Sites loading with curl and debugging

This one is a full on face-palm of fun: A client recently redirected one site that we didn't host to one that we do. At some point, Googlebot had indexed their old site and had URLs to files on the site, and fetching those URLs took down our site.

The old site had previously set up a redirect to include the full URL that was requested to a URL that notified the user of the move. For example, RewriteRule ^(.*)$ http://example.com/test-page.html/$1 [L,R=301].

Something you have to understand is that procedural PHP used to be a big thing. Many applications written by talented developers used procedural code, especially in times before PHPs OO capabilities came in to serious use (think early PHP 5), so the only real way to do something like MVC was home-grown.
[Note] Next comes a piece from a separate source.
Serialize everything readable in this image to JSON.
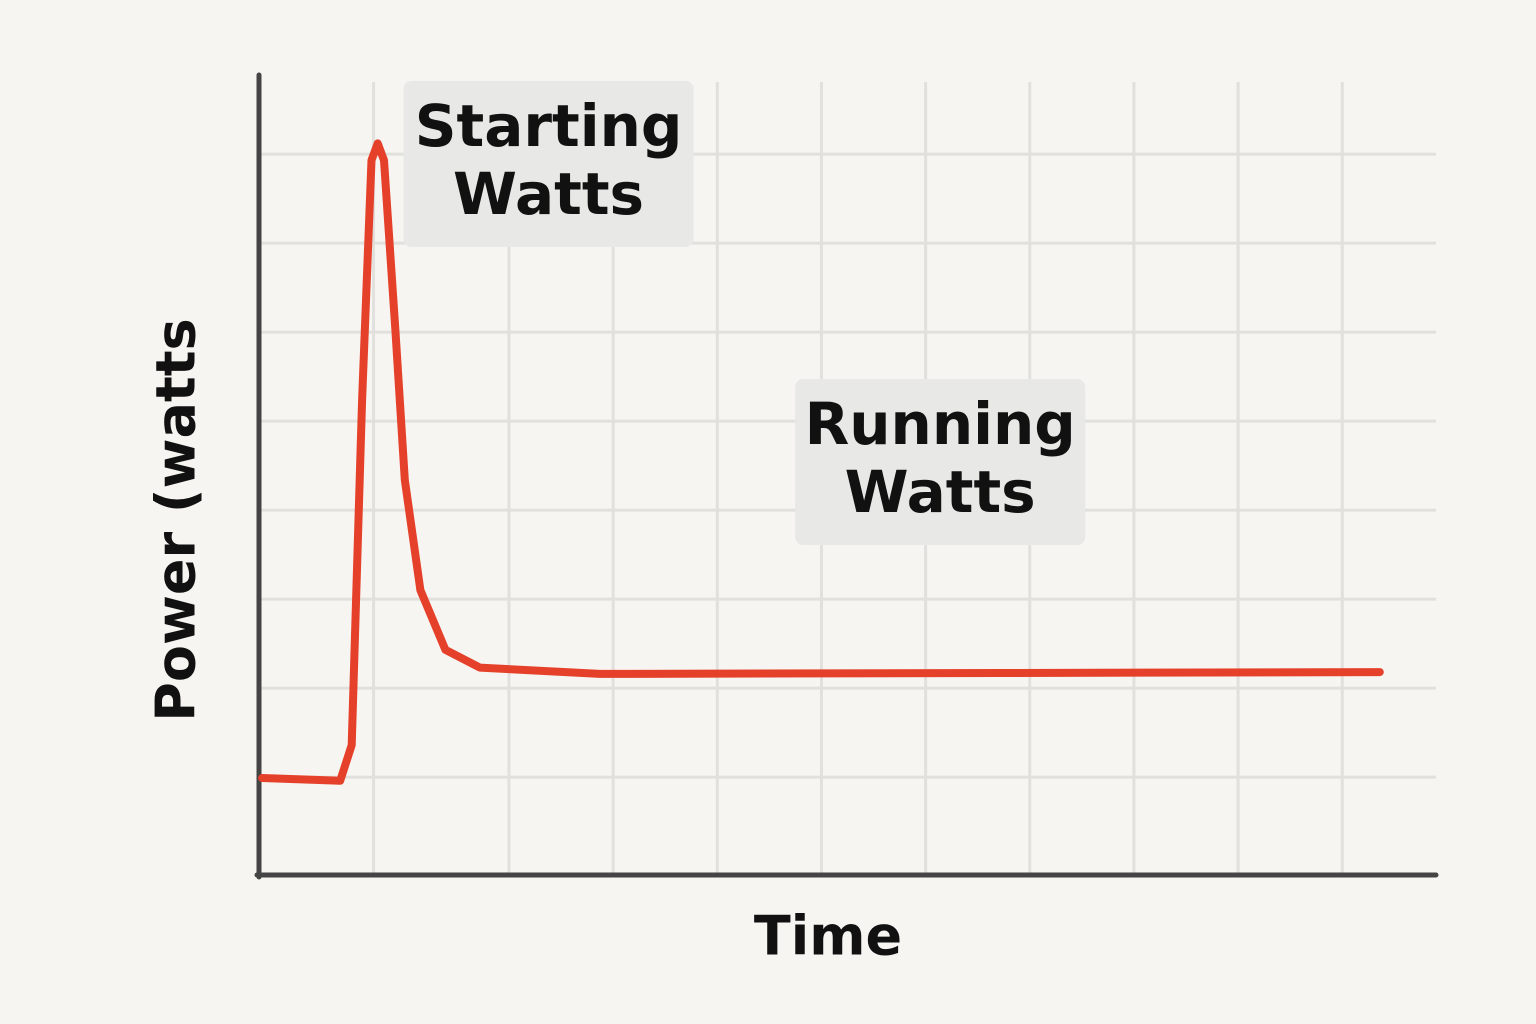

Our site was running a very old version of code that had a check to see, for example, if the requested URL was actually a file. If it wasn't (this is before things like controllers and whatnot), a curl request was made to another URL that contained the requested URL as a parameter. This other URL worked as if it were a controller, performing some different checks, but ultimately falling down to perform a check that made yet another curl request to the same URL so that it could rewrite some links in the content (don't ask, I didn't write it).

Each of these requests was sent from Apache to PHP-FPM with a no-content failure after a 30s timeout. However, our webservers were only set up with 2 PHP-FPM processes as a maximum. The first two requests used up all of the PHP-FPM processes available, leaving the third request blocking. This then triggered failures for anyone else attempting to browse the site (Pingdom, anyone?).

The fix, ignoring the fact that upgrading the code on these old sites to something that doesn't curl against itself multiple times was two-fold:

  1. Anywhere there is a curl to ourselves, make sure to do something like curl_setopt($ch, CURLOPT_TIMEOUT, 3); to prevent the requests from taking very long
  2. Increase the number of PHP-FPM worker processes available to that site.

Overall, we spent approximately 4 hours of developer time trying to debug this issue. It involved some quantum debugging, hair pulling, and exclamations of "why me." In the end, we have another item to tack on to our list of what-not-to-do.